Some Interesting Facts About Intellectual

Property – One of the main traps that start ups fall into is considering IP too late in the journey. With over 80% of most companies’ value now stemming directly from intangible assets it is something to start thinking about as soon as you have a business idea – many businesses think it is something that can be considered at a later date, and are surprised to find that this can lead to all kinds of difficulties.

  1. Startups need to think about IP right from the beginning – Many start-ups still don’t think about IP (or their wider intangible assets) until “the horse has bolted”. We unfortunately see many start-ups that have lost their brand name and domain names because they have not realized that registration at Companies House doesn’t automatically secure rights to use their trademarks and brand.
  2. Businesses need to avoid leaking their IP rights – There are still companies – both large and small – that are disclosing their inventions and ideas – perhaps when discussing collaboration or standards with other companies, or at exhibitions and conferences – before patent or design applications are filed – this “leakage” means that the company may never be in a position to control its IP rights. A chance word at the wrong time could lead to serious losses.
  3. Startups need to have a full overview – Whilst some start ups may seek to apply for IP protection, it is not often from a full perspective of all the technical, legal and commercial angles necessary. Very often scientists and developers will know where the respective R&D and product competition lies – however they overlook the IP competition – that is the design and patent applications that have already been filed that are not yet evident in the literature or marketplace.
  4. Inventors need to be IP cost-aware
    Single inventors and small start-ups often do not investigate the full cost of patent ownership and exploitation. They begin filing a patent and then decide that they cannot afford the costs of continuing the process and seek to sell the invention during the patent application stage.
  5. Don’t assume you are automatically protected when you start to trade internationally-
    Each country has different processes and methods for protecting IP and the pitfalls in obtaining IP protection in each country also vary. In Europe, a system operates to provide a method of protection across the EU states, thereby making it more streamlined to obtain patent protection.

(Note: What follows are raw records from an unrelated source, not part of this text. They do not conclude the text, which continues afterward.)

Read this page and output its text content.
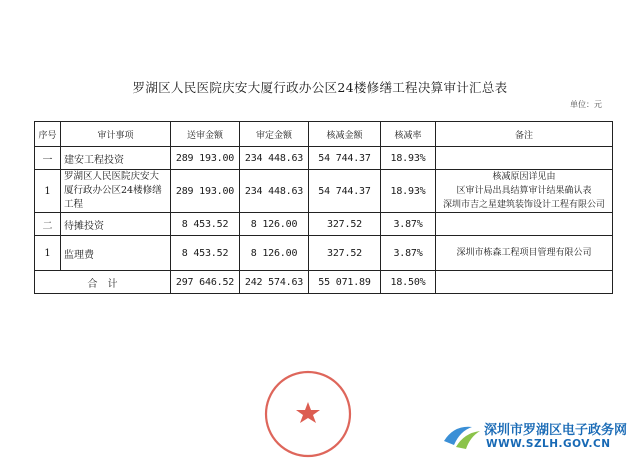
罗湖区人民医院庆安大厦行政办公区24楼修缮工程决算审计汇总表
单位：元
序号	审计事项	送审金额	审定金额	核减金额	核减率	备注
一	建安工程投资	289 193.00	234 448.63	54 744.37	18.93%	
1	罗湖区人民医院庆安大厦行政办公区24楼修缮工程	289 193.00	234 448.63	54 744.37	18.93%	核减原因详见由
区审计局出具结算审计结果确认表
深圳市吉之星建筑装饰设计工程有限公司

二	待摊投资	8 453.52	8 126.00	327.52	3.87%	
1	监理费	8 453.52	8 126.00	327.52	3.87%	深圳市栋森工程项目管理有限公司
合　计		297 646.52	242 574.63	55 071.89	18.50%	
深圳市罗湖区电子政务网
WWW.SZLH.GOV.CN
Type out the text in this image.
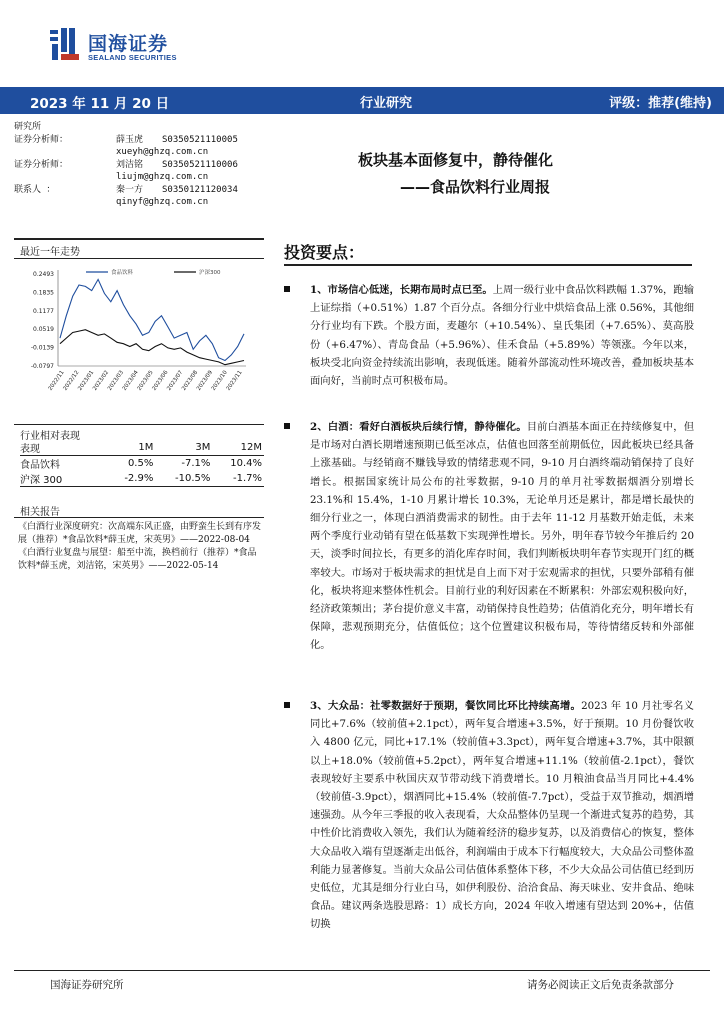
国海证券
SEALAND SECURITIES
2023 年 11 月 20 日	行业研究	评级：推荐(维持)
研究所
证券分析师：	薛玉虎 S0350521110005
xueyh@ghzq.com.cn
证券分析师：	刘洁铭 S0350521110006
liujm@ghzq.com.cn
联系人 ：	秦一方 S0350121120034
qinyf@ghzq.com.cn
板块基本面修复中，静待催化
——食品饮料行业周报
最近一年走势
0.2493
0.1835
0.1177
0.0519
-0.0139
-0.0797
2022/11
2022/12
2023/01
2023/02
2023/03
2023/04
2023/05
2023/06
2023/07
2023/08
2023/09
2023/10
2023/11
食品饮料	沪深300
行业相对表现
表现	1M	3M	12M
食品饮料	0.5%	-7.1%	10.4%
沪深 300	-2.9%	-10.5%	-1.7%
相关报告
《白酒行业深度研究：次高端东风正盛，由野蛮生长到有序发展（推荐）*食品饮料*薛玉虎，宋英男》——2022-08-04
《白酒行业复盘与展望：船至中流，换档前行（推荐）*食品饮料*薛玉虎，刘洁铭，宋英男》——2022-05-14
投资要点：
1、市场信心低迷，长期布局时点已至。上周一级行业中食品饮料跌幅 1.37%，跑输上证综指（+0.51%）1.87 个百分点。各细分行业中烘焙食品上涨 0.56%，其他细分行业均有下跌。个股方面，麦趣尔（+10.54%）、皇氏集团（+7.65%）、莫高股份（+6.47%）、青岛食品（+5.96%）、佳禾食品（+5.89%）等领涨。今年以来，板块受北向资金持续流出影响，表现低迷。随着外部流动性环境改善，叠加板块基本面向好，当前时点可积极布局。
2、白酒：看好白酒板块后续行情，静待催化。目前白酒基本面正在持续修复中，但是市场对白酒长期增速预期已低至冰点，估值也回落至前期低位，因此板块已经具备上涨基础。与经销商不赚钱导致的情绪悲观不同，9-10 月白酒终端动销保持了良好增长。根据国家统计局公布的社零数据，9-10 月的单月社零数据烟酒分别增长23.1%和 15.4%，1-10 月累计增长 10.3%，无论单月还是累计，都是增长最快的细分行业之一，体现白酒消费需求的韧性。由于去年 11-12 月基数开始走低，未来两个季度行业动销有望在低基数下实现弹性增长。另外，明年春节较今年推后约 20 天，淡季时间拉长，有更多的消化库存时间，我们判断板块明年春节实现开门红的概率较大。市场对于板块需求的担忧是自上而下对于宏观需求的担忧，只要外部稍有催化，板块将迎来整体性机会。目前行业的利好因素在不断累积：外部宏观积极向好，经济政策频出；茅台提价意义丰富，动销保持良性趋势；估值消化充分，明年增长有保障，悲观预期充分，估值低位；这个位置建议积极布局，等待情绪反转和外部催化。
3、大众品：社零数据好于预期，餐饮同比环比持续高增。2023 年 10 月社零名义同比+7.6%（较前值+2.1pct），两年复合增速+3.5%，好于预期。10 月份餐饮收入 4800 亿元，同比+17.1%（较前值+3.3pct），两年复合增速+3.7%，其中限额以上+18.0%（较前值+5.2pct），两年复合增速+11.1%（较前值-2.1pct），餐饮表现较好主要系中秋国庆双节带动线下消费增长。10 月粮油食品当月同比+4.4%（较前值-3.9pct），烟酒同比+15.4%（较前值-7.7pct），受益于双节推动，烟酒增速强劲。从今年三季报的收入表现看，大众品整体仍呈现一个渐进式复苏的趋势，其中性价比消费收入领先，我们认为随着经济的稳步复苏，以及消费信心的恢复，整体大众品收入端有望逐渐走出低谷，利润端由于成本下行幅度较大，大众品公司整体盈利能力显著修复。当前大众品公司估值体系整体下移，不少大众品公司估值已经到历史低位，尤其是细分行业白马，如伊利股份、洽洽食品、海天味业、安井食品、绝味食品。建议两条选股思路：1）成长方向，2024 年收入增速有望达到 20%+，估值切换
国海证券研究所	请务必阅读正文后免责条款部分
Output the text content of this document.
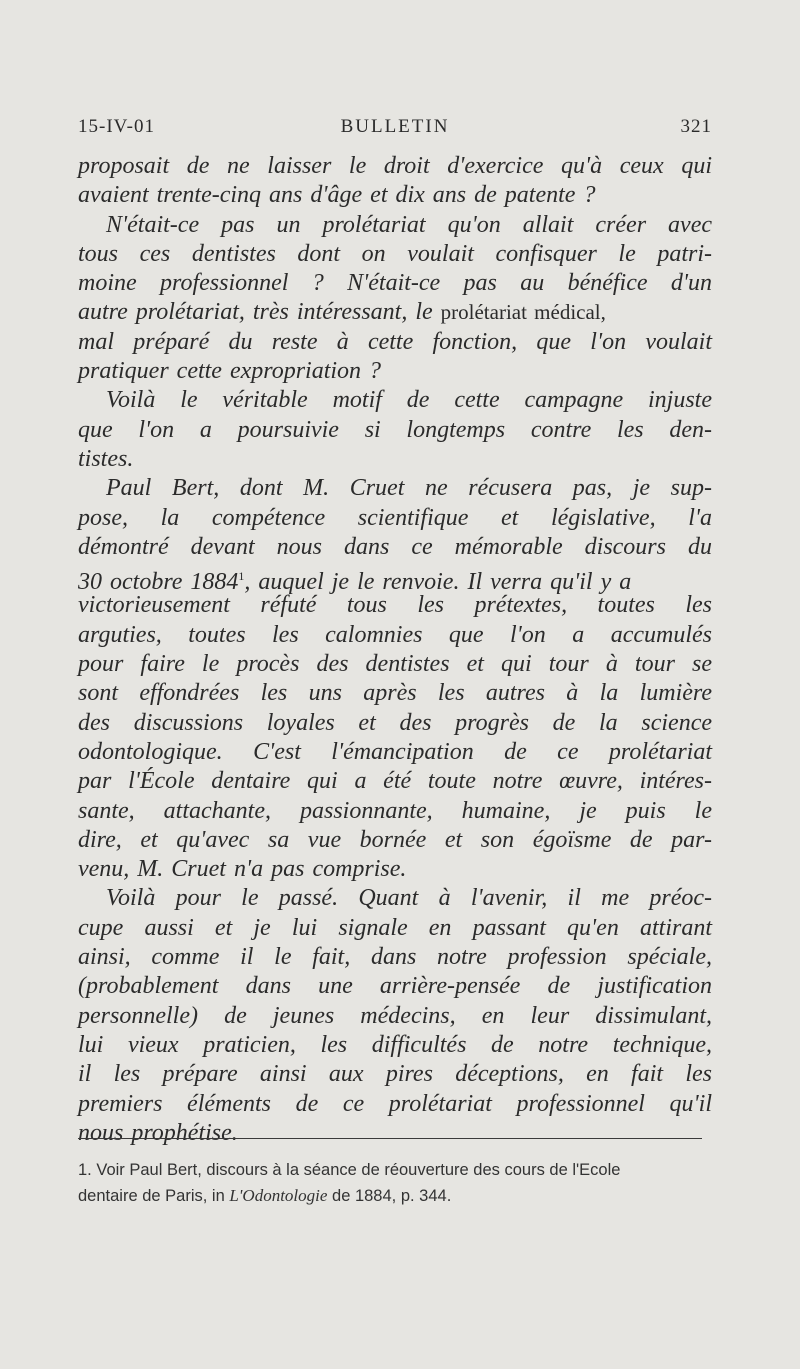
15-IV-01	BULLETIN	321
proposait de ne laisser le droit d'exercice qu'à ceux qui
avaient trente-cinq ans d'âge et dix ans de patente ?
N'était-ce pas un prolétariat qu'on allait créer avec
tous ces dentistes dont on voulait confisquer le patri-
moine professionnel ? N'était-ce pas au bénéfice d'un
autre prolétariat, très intéressant, le prolétariat médical,
mal préparé du reste à cette fonction, que l'on voulait
pratiquer cette expropriation ?
Voilà le véritable motif de cette campagne injuste
que l'on a poursuivie si longtemps contre les den-
tistes.
Paul Bert, dont M. Cruet ne récusera pas, je sup-
pose, la compétence scientifique et législative, l'a
démontré devant nous dans ce mémorable discours du
30 octobre 1884$^1$, auquel je le renvoie. Il verra qu'il y a
victorieusement réfuté tous les prétextes, toutes les
arguties, toutes les calomnies que l'on a accumulés
pour faire le procès des dentistes et qui tour à tour se
sont effondrées les uns après les autres à la lumière
des discussions loyales et des progrès de la science
odontologique. C'est l'émancipation de ce prolétariat
par l'École dentaire qui a été toute notre œuvre, intéres-
sante, attachante, passionnante, humaine, je puis le
dire, et qu'avec sa vue bornée et son égoïsme de par-
venu, M. Cruet n'a pas comprise.
Voilà pour le passé. Quant à l'avenir, il me préoc-
cupe aussi et je lui signale en passant qu'en attirant
ainsi, comme il le fait, dans notre profession spéciale,
(probablement dans une arrière-pensée de justification
personnelle) de jeunes médecins, en leur dissimulant,
lui vieux praticien, les difficultés de notre technique,
il les prépare ainsi aux pires déceptions, en fait les
premiers éléments de ce prolétariat professionnel qu'il
nous prophétise.
1. Voir Paul Bert, discours à la séance de réouverture des cours de l'Ecole
dentaire de Paris, in L'Odontologie de 1884, p. 344.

    In the EU, different trade restraints apply, and it is especially important to consider competition law – which covers the free movement of goods around the EU and the avoidance of the abuse of a dominant position in the market – when planning your IP strategy. Not all countries recognize IP rights in the same way as in Europe and in the US. India, China and Russia their IP laws operate very differently from those in the West.
  6. PCT rule is compulsory for International Patent Filing – The Patent Cooperation Treaty (PCT) is an international patent law treaty, concluded in 1970. It provides a unified procedure for filing patent applications to protect inventions in each of its contracting states. A patent application filed under the PCT is called an international application, or PCT application.
  7. World Patent is not possible – For better or for worse, there is no such thing as a world-wide patent. There is, however, something that approximates a world-wide patent application that can ultimately result in a patent being obtained in most countries around the world. This patent application is known as an International Patent Application, or simply an International Application. The international treaty that authorizes the filing of a single patent application to be treated as a patent application in countries around the world is the Patent Cooperation Treaty, most commonly referred to as the PCT. You can file an International Application pursuant to the rules of the PCT and that application will effectively act as a world-wide patent application, or at least a patent application in all of those countries that have ratified the PCT, which is virtually all of the countries where you would want a patent anyway.